This week I talked to an old friend who, like us, had been building a dream life in another town.
After more than a decade and a half of working in the Outback, she and her partner had moved to the beautiful west coast of the Eyre Peninsula (downbythesea.blogspot.com).
She left in September, he finished up in December, and the bushfires hit in January.
They lost it all.
Every new paint scheme, every just-planted vegie, every cup and brick and momento of their whole damn life together.
They hadn't even unpacked the boxes and it was all gone - just a "blank spot in a brown landscape"
She talked to me about the bravery and the generosity of the people around her.
I was struck by her own bravery.
But she told me "it's just stuff, I've got my family - we can replace everything else".
So - because I can't really help her or all the other people affected by this close-to-home disaster and all the other ones in distant corners of the world I hear about every day - I'm going to keep my trap shut about having to turn my life upside down again and I'm just going to enjoy my family and my Home Town of beautiful, generous, giving people and the little bit of heaven that we, luckily, can still enjoy and build on back in the Flinders Ranges.

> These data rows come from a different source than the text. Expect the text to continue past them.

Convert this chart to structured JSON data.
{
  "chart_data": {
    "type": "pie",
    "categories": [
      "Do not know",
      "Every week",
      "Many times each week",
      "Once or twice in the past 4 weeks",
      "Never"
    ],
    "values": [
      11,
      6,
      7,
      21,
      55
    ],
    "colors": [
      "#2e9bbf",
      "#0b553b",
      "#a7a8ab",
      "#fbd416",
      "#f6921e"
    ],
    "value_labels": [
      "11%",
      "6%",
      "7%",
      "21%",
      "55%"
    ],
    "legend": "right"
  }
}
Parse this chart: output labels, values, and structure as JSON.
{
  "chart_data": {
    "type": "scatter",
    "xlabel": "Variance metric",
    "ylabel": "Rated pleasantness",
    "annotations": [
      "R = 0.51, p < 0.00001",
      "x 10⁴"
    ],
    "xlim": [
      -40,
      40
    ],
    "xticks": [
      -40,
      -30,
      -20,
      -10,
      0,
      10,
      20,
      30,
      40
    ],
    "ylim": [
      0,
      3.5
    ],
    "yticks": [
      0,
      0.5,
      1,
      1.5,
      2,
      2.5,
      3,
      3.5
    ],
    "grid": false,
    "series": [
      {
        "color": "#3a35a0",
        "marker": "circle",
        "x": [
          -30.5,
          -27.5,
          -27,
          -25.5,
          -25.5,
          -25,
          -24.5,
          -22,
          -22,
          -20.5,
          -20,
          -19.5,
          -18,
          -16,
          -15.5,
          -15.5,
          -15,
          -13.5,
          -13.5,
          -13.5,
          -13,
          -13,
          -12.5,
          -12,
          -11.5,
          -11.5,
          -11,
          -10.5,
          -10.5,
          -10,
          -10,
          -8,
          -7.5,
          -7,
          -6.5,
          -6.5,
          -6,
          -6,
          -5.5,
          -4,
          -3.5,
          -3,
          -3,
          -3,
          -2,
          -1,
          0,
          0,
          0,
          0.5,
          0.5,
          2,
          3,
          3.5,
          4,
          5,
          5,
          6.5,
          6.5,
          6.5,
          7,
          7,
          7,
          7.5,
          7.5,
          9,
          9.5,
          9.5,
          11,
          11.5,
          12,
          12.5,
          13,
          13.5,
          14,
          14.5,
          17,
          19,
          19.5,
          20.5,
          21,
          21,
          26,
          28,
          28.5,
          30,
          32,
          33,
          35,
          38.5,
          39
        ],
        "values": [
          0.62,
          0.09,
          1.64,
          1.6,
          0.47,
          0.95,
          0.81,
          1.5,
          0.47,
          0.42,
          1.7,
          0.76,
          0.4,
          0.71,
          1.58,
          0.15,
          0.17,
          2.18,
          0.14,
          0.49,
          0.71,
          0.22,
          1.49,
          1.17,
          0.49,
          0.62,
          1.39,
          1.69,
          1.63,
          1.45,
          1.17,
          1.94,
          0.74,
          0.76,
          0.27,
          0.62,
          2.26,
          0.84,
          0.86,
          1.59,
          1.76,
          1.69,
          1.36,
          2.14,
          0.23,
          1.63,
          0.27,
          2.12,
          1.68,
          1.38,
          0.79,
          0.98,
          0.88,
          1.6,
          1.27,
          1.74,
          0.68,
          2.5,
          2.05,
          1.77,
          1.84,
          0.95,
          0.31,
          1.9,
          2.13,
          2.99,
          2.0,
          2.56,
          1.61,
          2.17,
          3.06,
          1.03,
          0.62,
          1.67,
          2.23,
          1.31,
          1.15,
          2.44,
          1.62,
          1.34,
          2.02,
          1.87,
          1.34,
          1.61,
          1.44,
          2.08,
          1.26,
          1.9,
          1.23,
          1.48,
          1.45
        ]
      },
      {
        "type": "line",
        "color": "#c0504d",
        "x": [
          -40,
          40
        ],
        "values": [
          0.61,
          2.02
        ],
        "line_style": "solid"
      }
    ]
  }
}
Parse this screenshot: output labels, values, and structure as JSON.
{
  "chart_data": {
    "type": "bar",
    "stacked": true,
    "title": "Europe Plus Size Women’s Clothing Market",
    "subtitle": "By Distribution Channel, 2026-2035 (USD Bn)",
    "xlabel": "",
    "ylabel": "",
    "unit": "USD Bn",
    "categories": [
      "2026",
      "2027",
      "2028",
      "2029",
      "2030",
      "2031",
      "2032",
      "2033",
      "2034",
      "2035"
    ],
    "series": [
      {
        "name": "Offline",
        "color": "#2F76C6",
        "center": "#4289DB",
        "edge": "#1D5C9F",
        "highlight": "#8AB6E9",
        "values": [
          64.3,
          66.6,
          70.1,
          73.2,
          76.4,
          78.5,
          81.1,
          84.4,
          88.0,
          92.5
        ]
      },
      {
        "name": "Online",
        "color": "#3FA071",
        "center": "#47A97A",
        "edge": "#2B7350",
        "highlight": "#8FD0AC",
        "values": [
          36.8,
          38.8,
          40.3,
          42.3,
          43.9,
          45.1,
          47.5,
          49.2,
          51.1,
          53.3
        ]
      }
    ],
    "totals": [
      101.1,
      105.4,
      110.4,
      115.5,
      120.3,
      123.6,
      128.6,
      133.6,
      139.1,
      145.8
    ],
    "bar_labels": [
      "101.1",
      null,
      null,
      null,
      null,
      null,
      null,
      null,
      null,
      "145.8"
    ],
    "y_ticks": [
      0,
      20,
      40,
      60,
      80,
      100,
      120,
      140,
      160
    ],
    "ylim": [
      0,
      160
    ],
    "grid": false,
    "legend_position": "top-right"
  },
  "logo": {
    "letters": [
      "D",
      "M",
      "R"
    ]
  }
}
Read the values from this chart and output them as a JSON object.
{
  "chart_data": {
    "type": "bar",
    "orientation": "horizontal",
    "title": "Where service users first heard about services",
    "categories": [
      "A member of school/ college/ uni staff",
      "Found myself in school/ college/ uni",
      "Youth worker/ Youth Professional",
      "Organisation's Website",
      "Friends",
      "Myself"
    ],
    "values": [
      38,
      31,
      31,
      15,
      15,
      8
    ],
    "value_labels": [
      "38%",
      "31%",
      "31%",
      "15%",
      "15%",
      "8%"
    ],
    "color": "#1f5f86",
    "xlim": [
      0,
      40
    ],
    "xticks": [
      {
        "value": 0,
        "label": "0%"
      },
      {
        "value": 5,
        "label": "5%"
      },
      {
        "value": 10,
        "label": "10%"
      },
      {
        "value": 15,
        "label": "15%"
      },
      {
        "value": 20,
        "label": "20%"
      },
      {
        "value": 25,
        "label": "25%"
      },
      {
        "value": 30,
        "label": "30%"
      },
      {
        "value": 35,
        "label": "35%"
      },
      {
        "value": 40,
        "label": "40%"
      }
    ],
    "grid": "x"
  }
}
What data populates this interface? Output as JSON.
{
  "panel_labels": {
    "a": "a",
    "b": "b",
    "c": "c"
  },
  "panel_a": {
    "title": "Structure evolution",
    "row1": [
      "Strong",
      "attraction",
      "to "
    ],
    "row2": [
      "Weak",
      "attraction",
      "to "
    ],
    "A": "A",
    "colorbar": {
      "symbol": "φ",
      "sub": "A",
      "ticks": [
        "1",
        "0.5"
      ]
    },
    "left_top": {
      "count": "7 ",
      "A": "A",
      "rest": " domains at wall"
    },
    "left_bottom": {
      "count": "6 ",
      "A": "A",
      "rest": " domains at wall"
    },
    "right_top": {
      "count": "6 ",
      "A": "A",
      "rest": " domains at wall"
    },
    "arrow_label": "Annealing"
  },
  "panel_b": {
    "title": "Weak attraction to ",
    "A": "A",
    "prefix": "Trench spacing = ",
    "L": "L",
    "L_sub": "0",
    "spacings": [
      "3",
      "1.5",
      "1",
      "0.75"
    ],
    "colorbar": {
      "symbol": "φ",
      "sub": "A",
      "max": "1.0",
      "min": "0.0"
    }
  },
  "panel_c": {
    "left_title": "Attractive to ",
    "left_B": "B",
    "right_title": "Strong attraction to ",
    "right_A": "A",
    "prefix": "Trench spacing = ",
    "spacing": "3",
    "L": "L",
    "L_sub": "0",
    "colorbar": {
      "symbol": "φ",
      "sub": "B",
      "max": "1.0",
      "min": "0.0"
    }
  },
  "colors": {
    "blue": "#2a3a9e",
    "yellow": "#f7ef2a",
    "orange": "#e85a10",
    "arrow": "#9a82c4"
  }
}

I heard yesterday that so many Australians have donated goods and food that the towns that have been struck by the fires can't even accept anymore stuff.
In our little town of 4500 people, there's so much stuff been donated that it's filled a house, a car, three trailers, a shed and a truck.
While taking photos for my newspaper I saw a box of maybe a $1000 worth of Action Man figures that a little boy had collected together and labelled "I hope some little boy can play with these - from Zach". I watched another girl, a teenager quietly strap a handfull of her own GameBoy games to a donated GameBoy and silently slip it into the pile.
They're going to have to auction it all off locally and send cash just to get it to the people in time to help because the aid agencies are so swamped.
They're talking about taking a bus down in one of the off-shifts and ferrying local guys down there on their days off to help rebuild the towns and farms and faciliteis.
SongBird - if we can't send anything to really help, I hope you at least know that we're sending our love.
Hey, and while you can't replace what you had, at least when you look out around you, you know that in a few months it will all be green and beautiful again.
That's the great thing - good things always come back around in life.